How the Canal Came to Be
The idea to build a canal in the Gulf of Panama was the brainchild of Charles V of Spain, the Holy Roman Emperor, who suggested in 1532 that the passage would ease shipping for the Spain-Peru route. The suggestion was then studied by explorer Alessandro Malaspina during a voyage in 1788-1793. Malaspina even came up with construction plans.
It was not until the 19th century that construction of the Canal was initiated. Before that, however, Scotland has tried to initiate trade links between the Atlantic and the Pacific through the Darien scheme, an attempt to establish a colony on the Isthmus of Panama. The scheme was ill-fated, however, which caused high numbers of deaths in the ranks of the colonists due to the inhospitable conditions of the isthmus and England’s refusal to support the effort.
Finally, the US$8-million Panama Railway was established by the United States. Opened in 1855, the overland trans-oceanic link was able to facilitate easier and speedier trade between the two oceans. However, some people still think that an all-water route would be more effective and ideal.
The French Attempt at Building the Canal
On January 1, 1880, the French decided to start constructing the canal at sea level through Panama, then a province of Colombia. The project was as ill-fated as the Darien scheme, because the French did not make any studies as to the geology and the conditions of the water in the region. Mosquito-borne diseases like malaria and yellow fever struck mercilessly on the French work-force, resulting to a high mortality rate among them. At that time, nobody suspected mosquitoes of being capable of carrying deadly diseases.
The high mortality was compounded by the hospitals instead of helping, because the wards in which the sick workers were confined had no screens. The hospitals were also breeding grounds for mosquitoes because health officials had no idea about the mosquito’s role in disease transmission.
The working conditions were not the only factors in the failure of the French attempt. Other factors included the lack of field experience by the French, and the difficulty of the concept itself.
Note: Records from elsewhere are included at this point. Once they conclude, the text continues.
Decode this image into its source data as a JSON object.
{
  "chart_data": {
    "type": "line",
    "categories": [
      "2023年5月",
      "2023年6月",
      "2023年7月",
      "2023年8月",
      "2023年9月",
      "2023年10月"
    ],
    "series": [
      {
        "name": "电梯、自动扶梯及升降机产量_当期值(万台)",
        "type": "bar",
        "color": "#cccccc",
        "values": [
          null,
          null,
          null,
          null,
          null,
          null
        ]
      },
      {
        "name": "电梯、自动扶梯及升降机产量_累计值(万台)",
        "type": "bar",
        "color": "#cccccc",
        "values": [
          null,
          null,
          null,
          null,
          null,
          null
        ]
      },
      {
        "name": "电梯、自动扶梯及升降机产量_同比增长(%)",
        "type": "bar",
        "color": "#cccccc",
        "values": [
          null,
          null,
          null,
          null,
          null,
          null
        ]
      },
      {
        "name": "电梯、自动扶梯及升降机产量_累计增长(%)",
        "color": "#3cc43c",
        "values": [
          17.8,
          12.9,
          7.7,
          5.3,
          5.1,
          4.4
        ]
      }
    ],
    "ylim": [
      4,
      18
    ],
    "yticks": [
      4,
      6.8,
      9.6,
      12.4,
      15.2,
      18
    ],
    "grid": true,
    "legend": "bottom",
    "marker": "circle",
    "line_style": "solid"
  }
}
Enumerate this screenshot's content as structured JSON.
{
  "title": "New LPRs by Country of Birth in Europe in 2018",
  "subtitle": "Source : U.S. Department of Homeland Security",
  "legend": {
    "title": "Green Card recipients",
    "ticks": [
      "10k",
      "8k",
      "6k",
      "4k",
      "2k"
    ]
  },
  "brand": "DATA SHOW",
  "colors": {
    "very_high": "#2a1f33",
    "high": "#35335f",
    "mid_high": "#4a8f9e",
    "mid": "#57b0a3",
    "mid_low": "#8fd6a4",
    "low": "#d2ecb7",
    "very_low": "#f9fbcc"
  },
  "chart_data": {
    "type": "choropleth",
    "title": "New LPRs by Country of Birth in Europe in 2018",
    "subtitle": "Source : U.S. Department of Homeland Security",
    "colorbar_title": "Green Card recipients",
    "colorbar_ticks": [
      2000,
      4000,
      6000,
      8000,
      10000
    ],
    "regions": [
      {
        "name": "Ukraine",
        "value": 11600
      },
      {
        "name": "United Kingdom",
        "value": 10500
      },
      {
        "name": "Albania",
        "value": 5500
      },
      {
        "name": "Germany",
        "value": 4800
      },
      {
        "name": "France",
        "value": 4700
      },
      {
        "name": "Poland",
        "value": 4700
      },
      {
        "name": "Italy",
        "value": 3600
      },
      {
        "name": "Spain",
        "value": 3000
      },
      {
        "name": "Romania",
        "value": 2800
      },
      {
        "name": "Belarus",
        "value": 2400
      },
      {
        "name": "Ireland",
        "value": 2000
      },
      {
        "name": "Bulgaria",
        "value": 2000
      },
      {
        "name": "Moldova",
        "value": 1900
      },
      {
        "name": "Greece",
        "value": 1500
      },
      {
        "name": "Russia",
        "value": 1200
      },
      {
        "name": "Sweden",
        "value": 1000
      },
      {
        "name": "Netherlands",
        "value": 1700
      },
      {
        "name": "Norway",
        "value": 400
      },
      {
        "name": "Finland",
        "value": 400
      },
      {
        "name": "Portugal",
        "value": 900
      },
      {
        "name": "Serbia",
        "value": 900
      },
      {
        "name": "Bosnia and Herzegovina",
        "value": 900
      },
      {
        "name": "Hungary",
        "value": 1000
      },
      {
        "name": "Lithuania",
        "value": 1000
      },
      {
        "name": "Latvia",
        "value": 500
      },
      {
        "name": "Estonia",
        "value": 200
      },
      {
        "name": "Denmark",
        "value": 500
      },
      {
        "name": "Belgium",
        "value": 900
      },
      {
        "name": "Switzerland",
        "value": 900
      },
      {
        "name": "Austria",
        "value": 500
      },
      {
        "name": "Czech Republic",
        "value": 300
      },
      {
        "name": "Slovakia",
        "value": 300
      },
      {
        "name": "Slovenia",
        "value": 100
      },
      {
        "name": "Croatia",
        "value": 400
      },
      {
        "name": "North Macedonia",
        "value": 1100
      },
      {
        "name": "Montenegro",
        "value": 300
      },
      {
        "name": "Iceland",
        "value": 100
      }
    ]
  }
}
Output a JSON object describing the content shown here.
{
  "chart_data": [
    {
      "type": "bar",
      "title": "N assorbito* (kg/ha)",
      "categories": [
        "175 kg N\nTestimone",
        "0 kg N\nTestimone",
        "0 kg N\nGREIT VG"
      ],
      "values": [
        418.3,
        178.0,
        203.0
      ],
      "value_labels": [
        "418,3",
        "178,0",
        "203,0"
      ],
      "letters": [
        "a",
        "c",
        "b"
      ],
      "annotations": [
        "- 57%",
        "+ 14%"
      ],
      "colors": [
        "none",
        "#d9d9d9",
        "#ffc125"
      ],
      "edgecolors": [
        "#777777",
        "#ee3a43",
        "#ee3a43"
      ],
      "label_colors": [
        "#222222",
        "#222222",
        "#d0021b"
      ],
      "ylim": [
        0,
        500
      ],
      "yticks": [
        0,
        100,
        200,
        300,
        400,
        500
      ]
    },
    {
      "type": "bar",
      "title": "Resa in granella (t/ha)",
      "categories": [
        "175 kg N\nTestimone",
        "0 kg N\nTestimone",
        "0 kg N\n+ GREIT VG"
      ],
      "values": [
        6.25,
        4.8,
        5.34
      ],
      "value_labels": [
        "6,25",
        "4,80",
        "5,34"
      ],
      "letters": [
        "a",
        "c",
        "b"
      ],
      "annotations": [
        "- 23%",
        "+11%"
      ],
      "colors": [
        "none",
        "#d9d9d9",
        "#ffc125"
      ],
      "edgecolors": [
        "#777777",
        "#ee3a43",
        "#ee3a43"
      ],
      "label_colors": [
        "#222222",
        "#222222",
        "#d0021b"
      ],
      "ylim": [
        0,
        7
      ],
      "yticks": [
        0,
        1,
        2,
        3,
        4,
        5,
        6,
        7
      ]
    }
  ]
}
During the 8 years that the French spent on their attempt – from 1881-1889 – they had lost as much as 22,000 workers due to the work conditions of the canal.
The Americans Take Over
The American idea was to build a canal across Nicaragua, and not Panama as was attempted by the French. In a bid to realize their own plans, Philippe Bunau Varilla of the French Canal Syndicate tapped the services of William Nelson Cromwell to convince the United States Congress to build the canal across Panama instead.
Cromwell then took advantage in 1902 of an erroneous 10-cent Nicaraguan postal stamp made by the US American Bank Note Company, which showed the Momotombo volcano fuming with smoke and about to erupt. It was also the part of the year in which the Caribbean experiences high volcanic activity, something that Cromwell also took advantage of. Cromwell used the opportunity to make a false story about Momotombo erupting and causing seismic shocks, and published it in the New York Sun. He also sent leaflets with the Nicaraguan stamps to all senators.
In reality, Momotombo was a nearly dormant volcano that is also 100 miles from the proposed Nicaraguan canal. However, Cromwell’s efforts paid off and the U.S. legislative assembly voted to build the canal in Panama.
The rest is history. The United States started building the Panama Canal on May 4, 1904 after gaining Panama’s graces by helping it achieve independence from Colombia. The U.S. this time took careful attention for extensive sanitation and control of mosquitoes, something the French failed to do which resulted in the deaths of its workers. Because of this, the Americans had a lower death toll although the toll did reach 5,609 workers from the 10-year construction period. The canal was completed on 1914, and was opened on August 15 of that year.